Hackers reportedly gained access to the names, Social Security numbers, birth dates, addresses, driver’s license numbers, and other private information of millions of Equifax customers. The company also admitted it exposed credit card numbers of 209,000 customers. Yikes!
“This is clearly a disappointing event for our company, and one that strikes at the heart of who we are and what we do. I apologize to consumers and our business customers for the concern and frustration this causes,” said CEO Richard Smith in a statement.
Cybercrime experts are already calling this one of the largest data breaches in the United States history. With that in mind, we thought it’d be a good idea to breakdown the details of this hack to help those that may have been affected.
What is Equifax?
The company is one of the three largest American credit agencies, and it gathers information about you — without you even knowing — from credit card companies, banks, and other lenders.
“The company organizes, assimilates and analyzes data on more than 820 million consumers and more than 91 million businesses worldwide, and its database includes employee data contributed from more than 7,100 employers,” according to the company website.
The site adds that the company “empower[s] individual consumers to manage their personal credit information, protect their identity, and maximize their financial well-being.”
Equifax has been around since 1899 and has essentially become the backbone of the consumer credit reporting industry. According to the U.S. Census Bureau, the population of the country was about 324 million in 2017, meaning that the Equifax data breach affects 44% of Americans.
How can you find out if you’re part of the Equifax data breach?
There aren’t many good options, frankly. Equifax has set up a special website — equifaxsecurity2017.com — to help customers figure out whether their information was compromised. The only glaring problem with this method is that the site asks you to give Equifax even more personal information.
The site first asks for your last name, then the last six digits of your Social Security number. The site claims after you’ve submitted your information that you’ll receive a message telling you whether you’ve been affected.
It doesn’t say how you’ll receive that information or when before you hand over more information. Good grief! But customers who did wearily plug in the requested details have reported receiving messages within the webpage stating they either weren’t or may be impacted. Some customers said they were also directed to click a button to continue enrollment in the credit monitoring service. Monday is the first day to sign up, according to CNN Money, but people are getting later enrollment dates. As of Friday, a Sept. 14 enrollment date was being generated. Customers must visit a special website to enroll on their assigned date and have until Nov. 21 to sign up.
Another sketchy aspect to using an online portal is that there’s been an influx of fake websites set up to phish personal data from concerned Equifax customers.
A Pastebin site lists more than 340 fake websites that could potentially be used to target Equifax customers through phishing.
For now, you might want to hold off on actually submitting any more personal information to third-parties or credit companies.
What are the next steps?
Regardless of whether your personal information was affected by the breach, Equifax suggests customers sign up for credit file monitoring and identity theft protection.

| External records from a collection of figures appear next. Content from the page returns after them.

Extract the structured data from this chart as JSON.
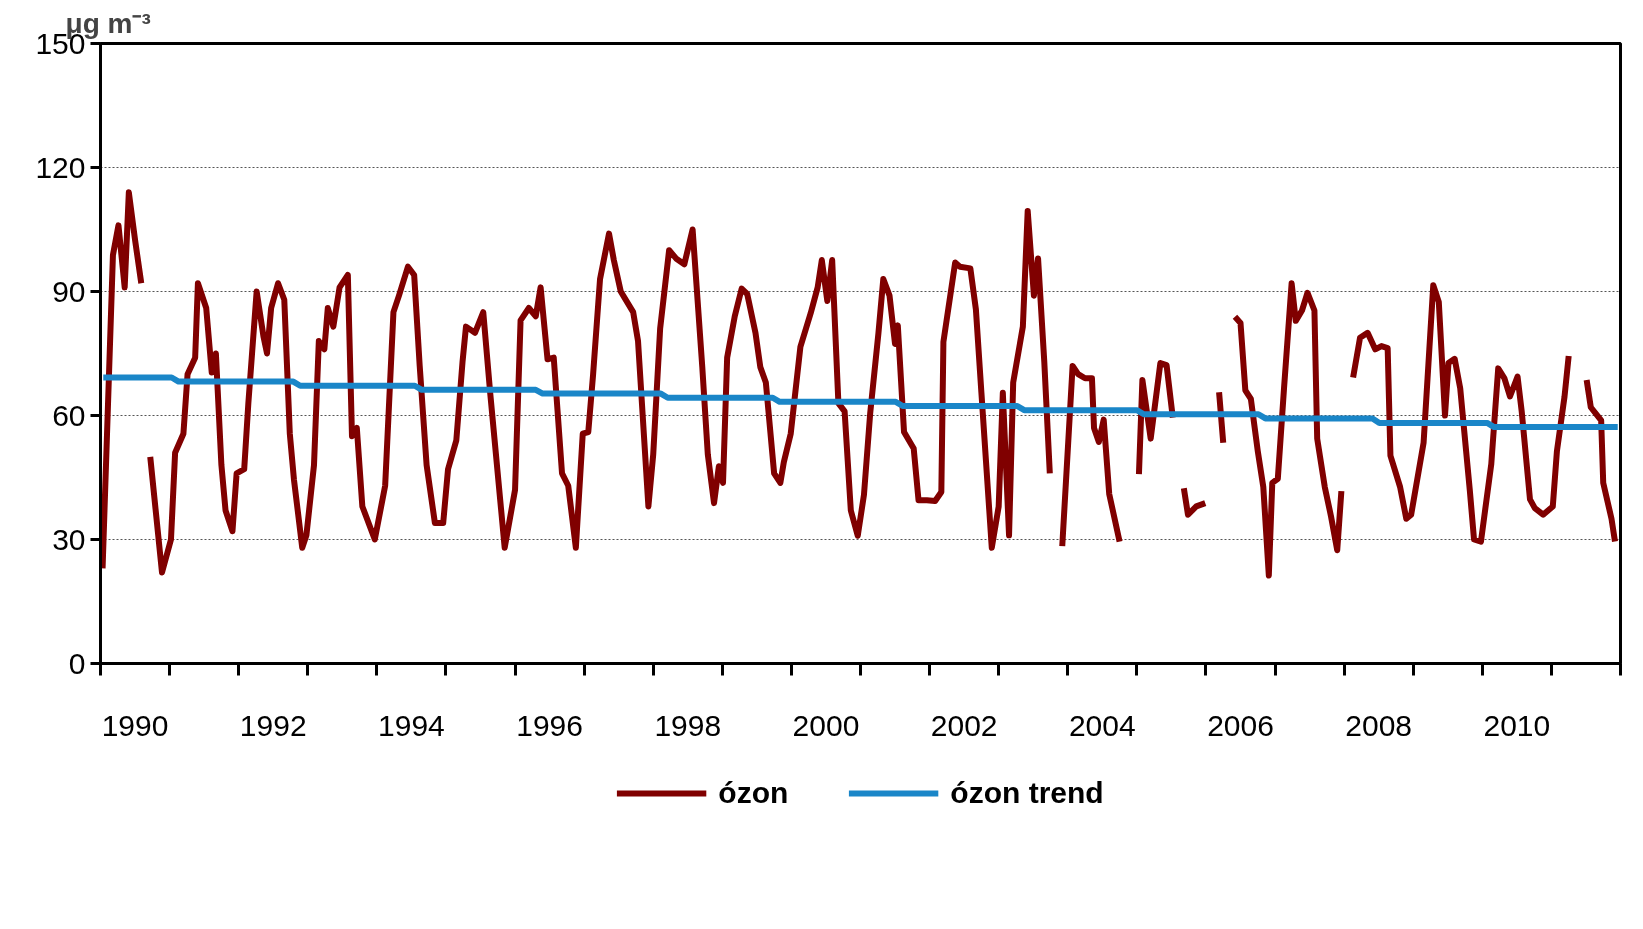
{
  "chart_data": {
    "type": "line",
    "ylabel": "μg m⁻³",
    "xlim": [
      1990,
      2012
    ],
    "ylim": [
      0,
      150
    ],
    "yticks": [
      0,
      30,
      60,
      90,
      120,
      150
    ],
    "xticks": [
      {
        "value": 1990,
        "label": null
      },
      {
        "value": 1990.5,
        "label": "1990"
      },
      {
        "value": 1991,
        "label": null
      },
      {
        "value": 1992,
        "label": null
      },
      {
        "value": 1992.5,
        "label": "1992"
      },
      {
        "value": 1993,
        "label": null
      },
      {
        "value": 1994,
        "label": null
      },
      {
        "value": 1994.5,
        "label": "1994"
      },
      {
        "value": 1995,
        "label": null
      },
      {
        "value": 1996,
        "label": null
      },
      {
        "value": 1996.5,
        "label": "1996"
      },
      {
        "value": 1997,
        "label": null
      },
      {
        "value": 1998,
        "label": null
      },
      {
        "value": 1998.5,
        "label": "1998"
      },
      {
        "value": 1999,
        "label": null
      },
      {
        "value": 2000,
        "label": null
      },
      {
        "value": 2000.5,
        "label": "2000"
      },
      {
        "value": 2001,
        "label": null
      },
      {
        "value": 2002,
        "label": null
      },
      {
        "value": 2002.5,
        "label": "2002"
      },
      {
        "value": 2003,
        "label": null
      },
      {
        "value": 2004,
        "label": null
      },
      {
        "value": 2004.5,
        "label": "2004"
      },
      {
        "value": 2005,
        "label": null
      },
      {
        "value": 2006,
        "label": null
      },
      {
        "value": 2006.5,
        "label": "2006"
      },
      {
        "value": 2007,
        "label": null
      },
      {
        "value": 2008,
        "label": null
      },
      {
        "value": 2008.5,
        "label": "2008"
      },
      {
        "value": 2009,
        "label": null
      },
      {
        "value": 2010,
        "label": null
      },
      {
        "value": 2010.5,
        "label": "2010"
      },
      {
        "value": 2011,
        "label": null
      },
      {
        "value": 2012,
        "label": null
      }
    ],
    "grid": "y",
    "legend": "bottom",
    "series": [
      {
        "name": "ózon",
        "color": "#800000",
        "x": [
          1990.03,
          1990.18,
          1990.26,
          1990.35,
          1990.41,
          1990.5,
          1990.59,
          1990.65,
          1990.72,
          1990.89,
          1991.02,
          1991.08,
          1991.2,
          1991.26,
          1991.37,
          1991.41,
          1991.53,
          1991.61,
          1991.67,
          1991.75,
          1991.81,
          1991.91,
          1991.97,
          1992.08,
          1992.14,
          1992.26,
          1992.36,
          1992.41,
          1992.47,
          1992.57,
          1992.66,
          1992.74,
          1992.8,
          1992.92,
          1992.98,
          1993.09,
          1993.16,
          1993.24,
          1993.29,
          1993.37,
          1993.46,
          1993.58,
          1993.64,
          1993.71,
          1993.79,
          1993.97,
          1994.12,
          1994.24,
          1994.32,
          1994.45,
          1994.54,
          1994.62,
          1994.72,
          1994.84,
          1994.96,
          1995.03,
          1995.15,
          1995.24,
          1995.29,
          1995.42,
          1995.54,
          1995.64,
          1995.85,
          1996.0,
          1996.08,
          1996.2,
          1996.3,
          1996.37,
          1996.47,
          1996.56,
          1996.68,
          1996.77,
          1996.88,
          1996.98,
          1997.06,
          1997.13,
          1997.23,
          1997.36,
          1997.43,
          1997.53,
          1997.71,
          1997.78,
          1997.93,
          1998.0,
          1998.1,
          1998.23,
          1998.33,
          1998.45,
          1998.57,
          1998.71,
          1998.79,
          1998.88,
          1998.95,
          1999.01,
          1999.07,
          1999.18,
          1999.28,
          1999.36,
          1999.48,
          1999.55,
          1999.63,
          1999.75,
          1999.84,
          1999.89,
          1999.99,
          2000.13,
          2000.28,
          2000.38,
          2000.44,
          2000.52,
          2000.59,
          2000.68,
          2000.77,
          2000.86,
          2000.96,
          2001.05,
          2001.14,
          2001.26,
          2001.33,
          2001.42,
          2001.5,
          2001.54,
          2001.63,
          2001.77,
          2001.84,
          2001.96,
          2002.08,
          2002.17,
          2002.2,
          2002.37,
          2002.44,
          2002.59,
          2002.67,
          2002.75,
          2002.9,
          2003.0,
          2003.06,
          2003.15,
          2003.21,
          2003.35,
          2003.42,
          2003.51,
          2003.57,
          2003.66,
          2003.74,
          2003.83,
          2003.92,
          2004.07,
          2004.15,
          2004.25,
          2004.35,
          2004.38,
          2004.45,
          2004.52,
          2004.6,
          2004.75,
          2004.9,
          2005.03,
          2005.08,
          2005.2,
          2005.34,
          2005.43,
          2005.52,
          2005.6,
          2005.68,
          2005.74,
          2005.86,
          2005.99,
          2006.1,
          2006.19,
          2006.25,
          2006.35,
          2006.42,
          2006.5,
          2006.57,
          2006.65,
          2006.75,
          2006.83,
          2006.91,
          2006.96,
          2007.04,
          2007.13,
          2007.24,
          2007.3,
          2007.39,
          2007.47,
          2007.57,
          2007.61,
          2007.72,
          2007.81,
          2007.9,
          2007.96,
          2008.05,
          2008.13,
          2008.23,
          2008.34,
          2008.45,
          2008.54,
          2008.63,
          2008.67,
          2008.81,
          2008.9,
          2008.97,
          2009.15,
          2009.29,
          2009.37,
          2009.46,
          2009.51,
          2009.6,
          2009.68,
          2009.82,
          2009.88,
          2009.98,
          2010.13,
          2010.23,
          2010.32,
          2010.4,
          2010.51,
          2010.57,
          2010.69,
          2010.76,
          2010.88,
          2011.02,
          2011.08,
          2011.19,
          2011.25,
          2011.38,
          2011.51,
          2011.57,
          2011.72,
          2011.75,
          2011.87,
          2011.92
        ],
        "values": [
          23,
          98.8,
          106,
          91,
          114,
          102.5,
          92,
          null,
          50,
          22,
          30,
          51,
          55.6,
          70,
          74,
          92,
          86,
          70.4,
          75,
          48,
          37,
          32,
          46,
          47,
          63,
          90,
          79,
          75,
          86,
          92,
          88,
          55.6,
          44.5,
          28,
          31,
          48,
          78,
          76,
          86,
          81.5,
          91,
          94,
          55,
          57,
          38,
          30,
          43,
          85,
          89,
          96,
          94,
          72,
          48,
          34,
          34,
          47,
          54,
          73,
          81.5,
          80,
          85,
          65.5,
          28,
          42,
          83,
          86,
          84,
          91,
          73.6,
          74,
          46,
          43,
          28,
          55.6,
          56,
          70,
          93,
          104,
          97.6,
          90,
          85,
          78,
          38,
          50.6,
          81,
          100,
          98,
          96.6,
          105,
          71.7,
          50.6,
          38.8,
          47.7,
          43.7,
          74,
          84,
          90.7,
          89.4,
          80,
          71.7,
          68,
          46,
          43.7,
          48.7,
          55.6,
          76.6,
          84.8,
          91,
          97.6,
          87.7,
          97.6,
          63,
          61,
          37,
          30.9,
          40.8,
          60.5,
          80,
          93,
          89,
          77.3,
          81.8,
          56,
          52,
          39.5,
          39.5,
          39.3,
          41.5,
          77.8,
          97,
          96,
          95.6,
          85.7,
          65.5,
          28,
          38,
          65.5,
          31,
          68,
          81.5,
          109.5,
          89,
          98,
          73,
          46,
          null,
          28.4,
          72,
          70,
          69,
          69,
          57,
          53.6,
          59,
          41,
          29.5,
          null,
          45.8,
          68.6,
          54.4,
          72.7,
          72.2,
          59.5,
          null,
          42.4,
          36,
          38,
          38.8,
          null,
          65.6,
          53.4,
          null,
          83.9,
          82.4,
          66.1,
          64,
          51.4,
          42.7,
          21.3,
          43.7,
          44.7,
          66.6,
          92,
          82.9,
          85.4,
          89.7,
          85.4,
          54.4,
          42.7,
          35.6,
          27.4,
          41.7,
          null,
          69.2,
          78.8,
          80,
          76,
          76.8,
          76.3,
          50.3,
          42.7,
          35,
          36,
          53.4,
          91.5,
          87.5,
          60,
          72.7,
          73.7,
          66.6,
          41.7,
          30,
          29.5,
          48.3,
          71.4,
          69,
          64.6,
          69.4,
          61,
          39.7,
          37.6,
          36,
          38,
          51.4,
          64.6,
          74.4,
          null,
          68.6,
          62,
          58.8,
          43.7,
          35,
          29.5
        ]
      },
      {
        "name": "ózon trend",
        "color": "#1a86c8",
        "x": [
          1990.04,
          1991.03,
          1991.13,
          1992.79,
          1992.89,
          1994.55,
          1994.65,
          1996.3,
          1996.4,
          1998.11,
          1998.21,
          1999.73,
          1999.83,
          2001.51,
          2001.61,
          2003.27,
          2003.37,
          2005.0,
          2005.1,
          2006.76,
          2006.86,
          2008.41,
          2008.51,
          2010.07,
          2010.17,
          2011.96
        ],
        "values": [
          69.2,
          69.2,
          68.2,
          68.2,
          67.2,
          67.2,
          66.2,
          66.2,
          65.3,
          65.3,
          64.3,
          64.3,
          63.3,
          63.3,
          62.3,
          62.3,
          61.3,
          61.3,
          60.3,
          60.3,
          59.3,
          59.3,
          58.2,
          58.2,
          57.2,
          57.2
        ]
      }
    ]
  }
}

Equifax is providing free credit monitoring for a year through TrustedID Premier. The service focuses on services such as credit file monitoring, credit report locking, Social Security monitoring, and identity theft insurance underwritten by the American Bankers Insurance Company of Florida. You might also want to consider paying for additional years of credit monitoring if you’re really concerned.

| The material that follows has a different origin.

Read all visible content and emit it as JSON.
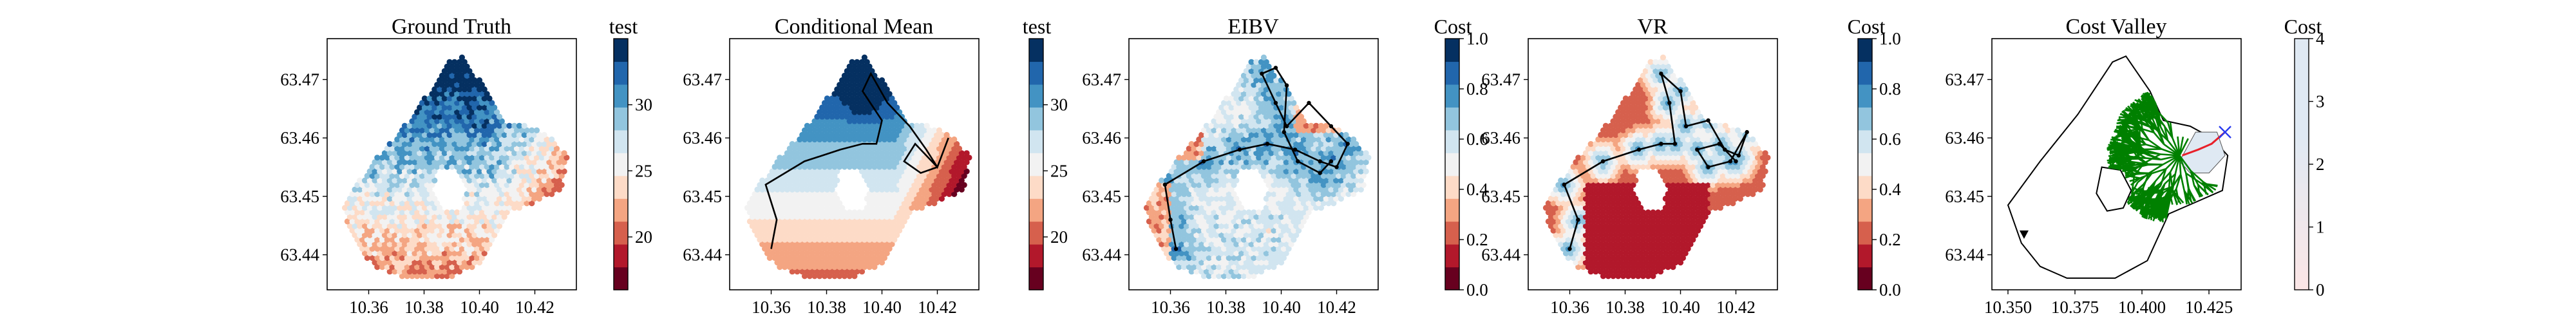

If you sign up for the credit monitoring service, you must agree to submit any complaints about the free credit file monitoring and identity theft protection products to arbitration and waive your right to file a class action lawsuit. The arbitration clause doesn’t apply to the “cybersecurity incident,” according to Equifax’s frequently asked questions.
How can you protect yourself in the future?
It’s hard because you essentially have to trust that companies like Equifax will keep your data safe — and there’s not much you can do about it.
One easy step you can take is to keep a close eye on your personal finances. Watch for things like credit applications filed on your behalf or other strange behavior.
If you believe you’re a victim of identity theft, you can file a complaint with the FTC. You should also act fast because thieves can damage your credit status and cost you lots of time and money to restore your good standing with credit agencies. It’s an imperfect system, but unfortunately, it’s one we’re all stuck with.